Ablation and Routing Analyses
Controlled initialization and ablation studies rigorously isolate MAMoE’s effect, benchmarking against dense and modality-agnostic MoE variants. When initialized from identical LLM checkpoints, MoST-style upcycling yields clear architectural gains over traditional MoE, with up to 21.8% improvement on SQA—a direct endorsement of modality-aware routing efficacy. Systematic component ablations further confirm shared experts to be essential for retaining cross-modal and text capabilities; exclusion results in generalization degradation across tasks.
Figure 4: MAMoE design variants analysis; full MAMoE demonstrates consistent superiority over ablated forms in convergence and downstream metrics.
Expert routing examinations reinforce the specialization hypothesis: MAMoE achieves lower routing entropy and Gini coefficient, ensuring balanced expert utilization and distinct modality specialization, critical for avoiding catastrophic interference and capacity dilution.
Figure 5: Routing frequency and quantitative specialization/load balancing metrics substantiate MAMoE’s superior expert allocation.
Implications and Future Directions
MoST’s demonstration of modality-specific expert partitioning and cross-modal shared experts carries both theoretical and practical implications. Architecturally, strict expert group assignment outperforms uniform MoE and dense transformer alternatives for speech-text multimodality. Practically, MoST establishes an open-source reference pipeline, lowering barriers for research and application development in speech-oriented LLMs.
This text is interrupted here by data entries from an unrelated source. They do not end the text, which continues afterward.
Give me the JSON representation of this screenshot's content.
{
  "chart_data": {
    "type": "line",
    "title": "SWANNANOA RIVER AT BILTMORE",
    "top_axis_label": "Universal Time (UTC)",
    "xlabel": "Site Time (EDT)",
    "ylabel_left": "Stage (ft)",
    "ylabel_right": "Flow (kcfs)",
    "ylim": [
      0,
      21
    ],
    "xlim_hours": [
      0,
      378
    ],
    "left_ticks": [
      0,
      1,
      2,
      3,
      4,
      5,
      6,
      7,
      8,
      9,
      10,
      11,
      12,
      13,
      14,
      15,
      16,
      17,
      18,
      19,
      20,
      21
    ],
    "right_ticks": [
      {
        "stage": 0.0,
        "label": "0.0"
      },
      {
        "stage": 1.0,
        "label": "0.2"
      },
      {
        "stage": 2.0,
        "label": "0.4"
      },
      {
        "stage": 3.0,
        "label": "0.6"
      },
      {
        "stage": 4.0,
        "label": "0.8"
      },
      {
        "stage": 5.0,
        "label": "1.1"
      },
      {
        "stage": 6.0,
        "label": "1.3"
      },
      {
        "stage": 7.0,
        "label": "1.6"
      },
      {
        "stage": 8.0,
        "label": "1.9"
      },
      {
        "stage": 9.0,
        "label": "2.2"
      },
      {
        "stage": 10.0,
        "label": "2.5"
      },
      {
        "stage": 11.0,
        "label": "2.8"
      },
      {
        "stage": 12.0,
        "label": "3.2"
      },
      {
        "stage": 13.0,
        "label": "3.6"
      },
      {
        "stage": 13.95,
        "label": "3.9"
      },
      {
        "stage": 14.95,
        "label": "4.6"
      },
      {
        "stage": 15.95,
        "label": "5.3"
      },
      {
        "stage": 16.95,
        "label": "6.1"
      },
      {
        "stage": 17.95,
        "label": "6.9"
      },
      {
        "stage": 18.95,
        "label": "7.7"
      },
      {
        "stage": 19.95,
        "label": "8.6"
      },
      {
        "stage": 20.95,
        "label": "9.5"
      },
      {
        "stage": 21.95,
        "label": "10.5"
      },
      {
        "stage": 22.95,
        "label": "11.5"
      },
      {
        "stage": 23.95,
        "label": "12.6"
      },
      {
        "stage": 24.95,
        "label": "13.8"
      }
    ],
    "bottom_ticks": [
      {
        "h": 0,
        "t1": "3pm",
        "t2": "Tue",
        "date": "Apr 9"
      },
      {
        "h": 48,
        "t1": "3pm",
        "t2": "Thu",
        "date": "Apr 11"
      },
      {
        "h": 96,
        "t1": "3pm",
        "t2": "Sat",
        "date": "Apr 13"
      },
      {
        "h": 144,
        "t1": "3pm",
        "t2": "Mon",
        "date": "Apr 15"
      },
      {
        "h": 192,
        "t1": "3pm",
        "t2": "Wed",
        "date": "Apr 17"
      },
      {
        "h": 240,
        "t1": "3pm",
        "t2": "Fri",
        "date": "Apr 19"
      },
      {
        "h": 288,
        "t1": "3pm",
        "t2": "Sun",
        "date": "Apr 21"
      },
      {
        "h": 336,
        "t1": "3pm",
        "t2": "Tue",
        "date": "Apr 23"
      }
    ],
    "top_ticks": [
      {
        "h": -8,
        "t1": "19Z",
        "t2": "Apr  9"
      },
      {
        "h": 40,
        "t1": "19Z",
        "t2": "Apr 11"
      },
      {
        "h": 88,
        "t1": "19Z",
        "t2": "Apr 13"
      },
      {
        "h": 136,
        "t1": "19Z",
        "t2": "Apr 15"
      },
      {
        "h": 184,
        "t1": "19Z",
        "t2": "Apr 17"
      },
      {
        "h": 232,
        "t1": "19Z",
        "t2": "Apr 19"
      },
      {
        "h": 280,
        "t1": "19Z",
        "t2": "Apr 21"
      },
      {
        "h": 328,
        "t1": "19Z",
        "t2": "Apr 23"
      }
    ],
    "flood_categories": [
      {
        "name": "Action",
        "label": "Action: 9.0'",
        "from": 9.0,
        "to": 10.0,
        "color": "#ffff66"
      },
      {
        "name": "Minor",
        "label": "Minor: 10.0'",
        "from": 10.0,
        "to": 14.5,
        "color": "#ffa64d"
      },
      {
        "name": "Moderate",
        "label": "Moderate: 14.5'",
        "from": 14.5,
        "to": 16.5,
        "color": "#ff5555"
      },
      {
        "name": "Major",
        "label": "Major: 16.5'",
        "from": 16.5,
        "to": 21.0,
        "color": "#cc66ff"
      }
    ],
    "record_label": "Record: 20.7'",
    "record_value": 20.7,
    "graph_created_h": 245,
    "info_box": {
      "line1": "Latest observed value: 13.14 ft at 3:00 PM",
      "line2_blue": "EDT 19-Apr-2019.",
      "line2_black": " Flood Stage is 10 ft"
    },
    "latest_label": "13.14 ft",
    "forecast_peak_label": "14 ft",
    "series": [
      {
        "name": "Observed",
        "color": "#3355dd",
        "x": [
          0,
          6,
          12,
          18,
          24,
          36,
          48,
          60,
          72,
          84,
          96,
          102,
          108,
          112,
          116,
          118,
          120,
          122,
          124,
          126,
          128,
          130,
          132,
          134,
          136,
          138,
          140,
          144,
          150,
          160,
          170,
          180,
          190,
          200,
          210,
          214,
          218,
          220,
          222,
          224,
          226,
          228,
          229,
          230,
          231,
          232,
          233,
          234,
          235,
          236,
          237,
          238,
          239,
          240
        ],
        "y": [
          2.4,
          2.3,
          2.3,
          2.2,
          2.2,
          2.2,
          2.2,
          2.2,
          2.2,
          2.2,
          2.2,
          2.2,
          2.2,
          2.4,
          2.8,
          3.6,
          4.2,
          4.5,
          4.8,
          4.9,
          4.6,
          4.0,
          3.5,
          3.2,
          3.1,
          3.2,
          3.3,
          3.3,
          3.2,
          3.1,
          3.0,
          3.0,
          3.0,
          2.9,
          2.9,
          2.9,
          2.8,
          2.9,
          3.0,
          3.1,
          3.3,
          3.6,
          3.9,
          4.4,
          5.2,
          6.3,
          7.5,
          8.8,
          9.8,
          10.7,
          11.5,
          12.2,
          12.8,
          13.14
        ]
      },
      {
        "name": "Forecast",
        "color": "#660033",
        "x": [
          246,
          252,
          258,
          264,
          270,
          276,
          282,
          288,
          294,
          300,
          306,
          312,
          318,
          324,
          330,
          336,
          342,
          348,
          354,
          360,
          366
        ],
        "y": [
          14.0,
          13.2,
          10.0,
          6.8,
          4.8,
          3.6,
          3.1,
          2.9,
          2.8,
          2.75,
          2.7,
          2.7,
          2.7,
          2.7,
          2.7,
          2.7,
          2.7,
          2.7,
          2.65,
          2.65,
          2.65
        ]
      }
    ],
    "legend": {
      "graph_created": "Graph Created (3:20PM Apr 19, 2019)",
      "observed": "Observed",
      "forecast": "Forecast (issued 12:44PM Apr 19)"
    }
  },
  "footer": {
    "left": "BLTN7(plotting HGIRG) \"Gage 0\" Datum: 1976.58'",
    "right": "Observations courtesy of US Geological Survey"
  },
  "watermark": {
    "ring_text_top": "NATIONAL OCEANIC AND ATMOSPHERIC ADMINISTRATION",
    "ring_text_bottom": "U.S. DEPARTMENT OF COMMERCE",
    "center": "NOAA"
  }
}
The index-based expert partition scheme, effective as evidenced by current results, leaves room for methodological enhancement. Future modalities may benefit from activation-based clustering, adaptive expert allocation, or knowledge-preserving partitioning. The core MAMoE concept generalizes well to additional modalities (e.g., vision), promoting future work towards truly universal multimodal foundational models.
Conclusion
MoST exemplifies the impact of incorporating modality-aware sparsity into large-scale multimodal LLMs. The combination of modality-partitioned experts, shared cross-modal capacities, and rigorous routing delivers robust performance and strong generalization across speech-text tasks, confirmed by both numerical results and component analyses. The released model, codebase, and dataset enable reproducibility and provide a resource for further advances in modality-specialized sparse architectures (2601.10272).